Una situazione ormai nota, dunque, non solo a studiosi e addetti ai lavori, che coinvolge dunque gli apparati amministrativi delle città e chi gestisce i territori, che andrebbero messi in sicurezza, così come gli edifici, a cominciare da quelli pubblici.

“Siciliani siano più consapevoli dei pericoli potenziali”

Questo a prescindere dall’intensità dell’ultimo terremoto che, secondo gli esperti, è stata modesta. “Il sisma del 15 aprile scorso non deve preoccupare affatto – sottilinea Marco Neri, vulcanologo dell’Istituto Nazionale di geofisica e vulcanologia -. Si è trattato di un sisma di energia modesta con epicentro relativamente profondo (circa 33 km), ed epicentro a circa 40 km di distanza dalla costa orientale della Sicilia. Tutte condizioni che non possono causare alcun danno ai manufatti, né generare maremoti” – prosegue. La faglia interessata dall’ultimo terremoto è la cosiddetta ‘faglia Alfeo’”.

“Si tratta di una struttura tettonica rilevante, lunga un centinaio di chilometri, che disloca il fondale marino in un tratto contiguo ad un’altra faglia di ben altre dimensioni e pericolosità: la ‘Scarpata di Malta’ – continua Neri -. Quest’ultima faglia, lunga oltre trecento chilometri, disloca il fondale marino producendo una scarpata subverticale alta fino a tremila metri e quando si muove può produrre terremoti (e tsunami) devastanti, come la storia sismica del nostro Paese tristemente insegna.

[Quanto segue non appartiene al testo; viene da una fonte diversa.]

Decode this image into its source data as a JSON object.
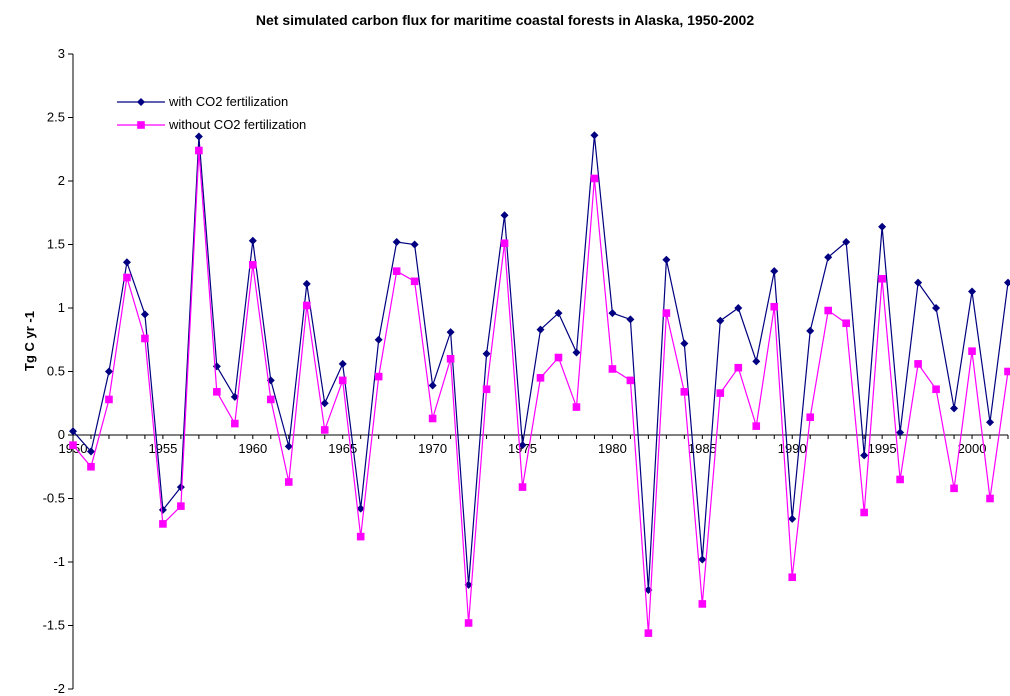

Insomma, il sisma dello scorso 15 aprile non rappresenta caratteristiche tali da doverci preoccupare, poiché rappresenta un evento tutto sommato ‘normale’ nel contesto tettonico di quel tratto di crosta terrestre”. L’ultimo sisma percepito dalla popolazione non è stato dunque tale da preoccupare gli esperti, ma resta uno dei tanti segnali che richiederebbero azioni concrete da parte di politici e amministratori. “Il suo accadimento “– continua Marco Neri – deve rendere più consapevoli le popolazioni siciliane del pericolo potenziale che si cela sui fondali del Mare Ionio, solcato da faglie sismogenetiche che in passato hanno prodotto eventi sismici ben più potenti. Quindi, più che preoccuparci, dovremmo ‘occuparci’ di rendere le nostre abitazioni più sicure, ovvero più resistenti al sisma che verrà. Inoltre, il sisma non dovrebbe neanche avere alcuna conseguenza sul vulcanismo etneo, molto distante dall’area epicentrale”. A contribuire a mitigare il rischio sismico, negli anni, sono intervenute misure diverse, alcune molto efficaci che andrebbero sfruttare in pieno proprio per la sicurezza degli edifici. La più recente, il bonus 110%, potrebbe rappresentare la vera svolta. “Questo contributo insieme a quello ‘rinforzato’ (110%+50%) per le zone terremotate, rappresentano una formidabile occasione per rendere le abitazioni più sismo-resistenti – conclude Neri. Andrebbe sfruttato meglio e capillarmente dalle popolazioni che vivono in Sicilia orientale, proprio perché risiedono in un territorio.